Hello les filles,
Je vous avais écris cet article au tout début de mon blog, puis je ne l’ai jamais posté, je le trouvais un peu trop personnel sans doute, mais aujourd’hui voilà, je me lance, je le mets en ligne, après quelques retouches avec mon nouvel état de femme enceinte ^^
Il est temps que je vous révèle quelques choses qui est en moi depuis ma plus tendre enfance : « le rapport que j’ai avec mon corps ».

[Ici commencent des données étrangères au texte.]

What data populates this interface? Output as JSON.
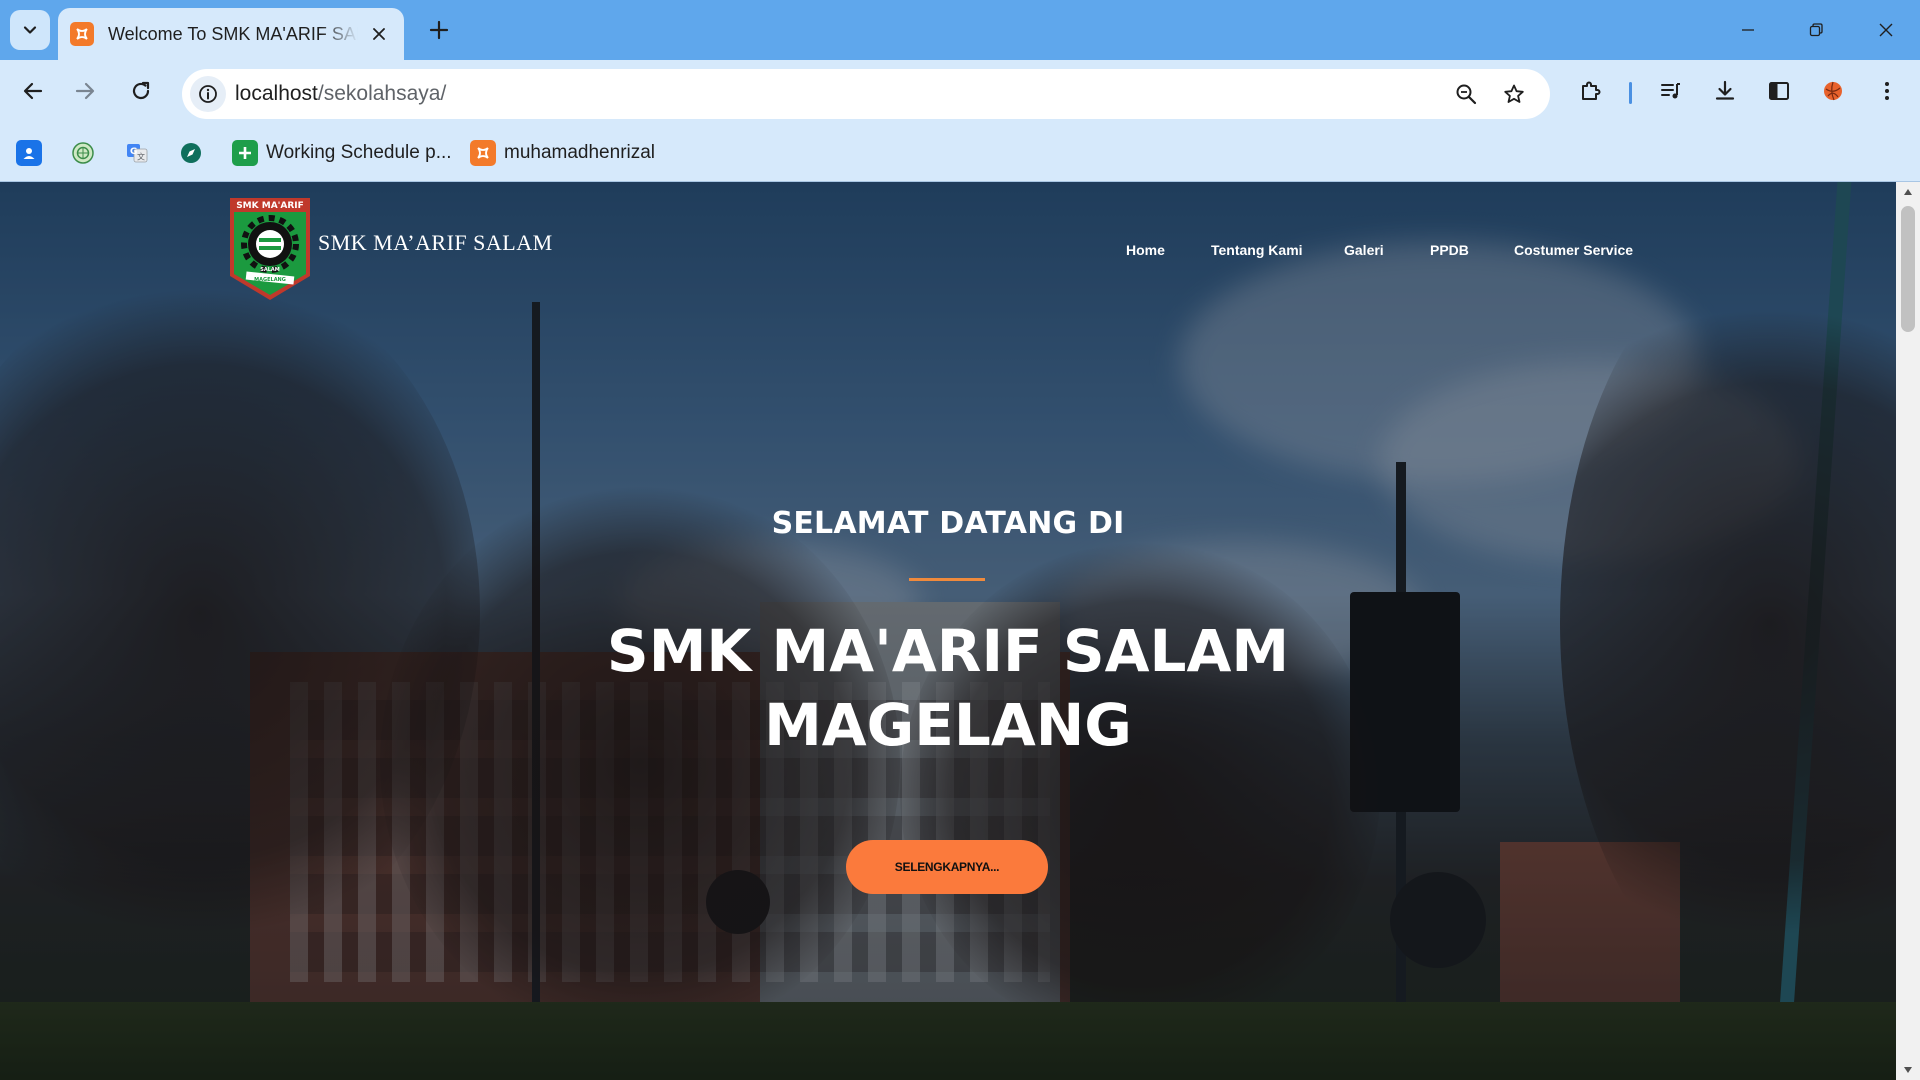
{
  "browser": {
    "tab": {
      "title": "Welcome To SMK MA'ARIF SALAM",
      "favicon": "xampp-icon"
    },
    "url": {
      "host": "localhost",
      "path": "/sekolahsaya/"
    },
    "bookmarks": [
      {
        "label": "",
        "icon": "contacts-icon"
      },
      {
        "label": "",
        "icon": "globe-seal-icon"
      },
      {
        "label": "",
        "icon": "google-translate-icon"
      },
      {
        "label": "",
        "icon": "compass-icon"
      },
      {
        "label": "Working Schedule p...",
        "icon": "sheets-plus-icon"
      },
      {
        "label": "muhamadhenrizal",
        "icon": "xampp-icon"
      }
    ]
  },
  "site": {
    "logo_text": "SMK MA'ARIF",
    "logo_sub": "SALAM",
    "logo_city": "MAGELANG",
    "name": "SMK MA’ARIF SALAM",
    "nav": [
      "Home",
      "Tentang Kami",
      "Galeri",
      "PPDB",
      "Costumer Service"
    ],
    "hero": {
      "welcome": "SELAMAT DATANG DI",
      "line1": "SMK MA'ARIF SALAM",
      "line2": "MAGELANG",
      "cta": "SELENGKAPNYA..."
    }
  },
  "colors": {
    "accent": "#fb7a3c",
    "divider": "#f08a3c",
    "chrome_top": "#5fa7ec",
    "chrome_bar": "#d6e9fb",
    "logo_green": "#1b9a3f",
    "logo_red": "#c0392b"
  }
}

Je lis beaucoup de commentaires adorables sur ma ligne, mon corps, ma façon de vivre, ma motivation sportive mais d’après ce que je comprends, vous pensez que c’est inné chez moi l’envie de faire du sport, que c’est ma morphologie d’être comme je suis, il y a une part d’ombre dans tout ça, et aujourd’hui j’ai envie de l’éclaircir pour vous, car c’est « mon histoire » et ça peut peut-être en aider parmi vous.
Sachez que je suis comme vous, mon image dans le miroir n’est pas toujours facile, vous allez vous dire :  « Non mais elle est sérieuse elle avec ses 49kg tout mouillés » (hors grossesse ^^).
Et bien oui, malgré que je me sente heureuse et épanouie dans mon corps, sans complexe (même si je ne me trouve pas « jolie » quoi) car je peux me mettre en maillot de bain ou porter des vêtements serrés sans soucis, j’ai aussi des moments qui me sont difficiles, à tort je le sais au fond, mais inévitables car ils sont encrés en moi, j’ai parfois une perception déformée de ce que je vois dans le miroir…
Alors d’où vient ma motivation pour enchaîner autant de sport, être soucieuse de bien manger (et aimer ça au plus haut point), perception déformée? Je vous explique tout…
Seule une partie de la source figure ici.